Khurana, responding to the letter, wrote in a statement that he was “appreciative” of Lewis’s comments and would share his message with a committee tasked with overseeing the final club policy implementation.
Lewis’s letter closely echoes his long-attributed motto that administrators avoid serving as the “cruise directors” of undergraduate social life.
Similarly, attorney Harvey A. Silverglate, a vocal critic of the administrative board—the College’s disciplinary body—said Khurana’s efforts reflect a broader trend in higher education of administrators exercising “increasing bureaucratic control” over the private lives of undergraduates. Still, Khurana, Silverglate argued, stands out among other administrators who “micromanage” student life.
“Intruding into private activity on private property in the course of private social legal arrangements that previously would have been unthinkable of Harvard social life control—that’s what’s new,” Silverglate said. “It’s truly radical and disturbing to anyone that believes in liberty.”
For former University President Lawrence H. Summers, the University’s recent initiatives on social life and cultural sensitivity could detract from a focus on academics.
“I think as a University we should be concentrating on academic excellence rather than making broad statements of values—whether it is through placemats in our dining halls or kindness pledges or sanctions on student association,” Summers said.
‘Academics Should Be the Foreground’
Despite the pressure he has placed on the College’s final clubs, Khurana fervently resists the perception that social life is at the top of his agenda.
“The biggest focus this year is on the academics of the College, to make sure that academics should be the foreground of the Harvard College experience,” Khurana said.
According to Khurana, 80 percent of his time is dedicated to work related to academics, spending the rest of his time on other areas including social life.
Pointing to the increase in number of freshman seminars, introduction of a paid meal program for students and faculty, and overhaul of the College’s beleaguered general education program, Khurana said administrators have already implemented a host of academic-focused reforms.
One such endeavor includes the creation of the Honor Council, the governing body composed of College administrators and undergraduates that enforces the honor code and adjudicates cheating cases.

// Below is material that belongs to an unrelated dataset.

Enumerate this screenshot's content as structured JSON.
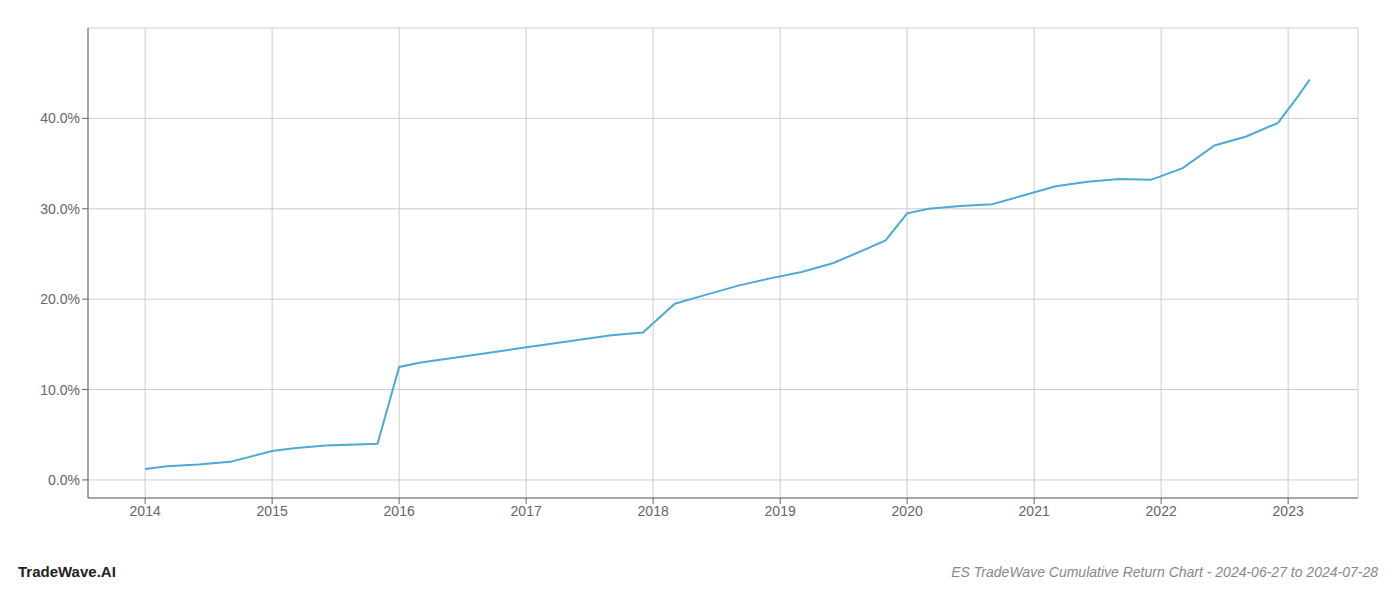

Khurana, who serves as the chair of the Honor Council, has been “instrumental” in the honor code’s roll out, said Freshman Resident Dean for Ivy Yard Michael C. Ranen.
In administrators’ minds, although Khurana is often seen in the context of social life, he has focused just as much on academic matters.
“I don’t think that the social is any more important to him than the other two,” interim Dean of Student Life Thomas A. Dingman ’67 said, referencing the College’s three-part mission to provide an intellectual, social, and personal “transformation.” “It may just be the circumstances that led him to the social piece, but I don’t think that’s a greater importance than the other two.”
“Dean Khurana, like previous deans of Harvard College, have all worked tirelessly to ensure that students are receiving an intellectually transformative education,” Associate Dean of the College Joan Rouse wrote in an emailed statement.
Outside of his office, however, Khurana’s sanctions against final clubs have drawn the attention of the national media, outlets the Dean argued contribute to a mischaracterization of his priorities.
“I think that’s partly due to where people pay public attention to, by news accounts, partly fermented by what people have different interests in,” he said in a recent interview.
When asked if he considered his two-year tenure as a departure from previous deans, Khurana framed no conclusions.
“I don’t know enough about the predecessor deans to make any judgement that would be informed,” he said. “I see myself as part of a long thread of notions of making Harvard College a standard in a liberal arts and sciences education.”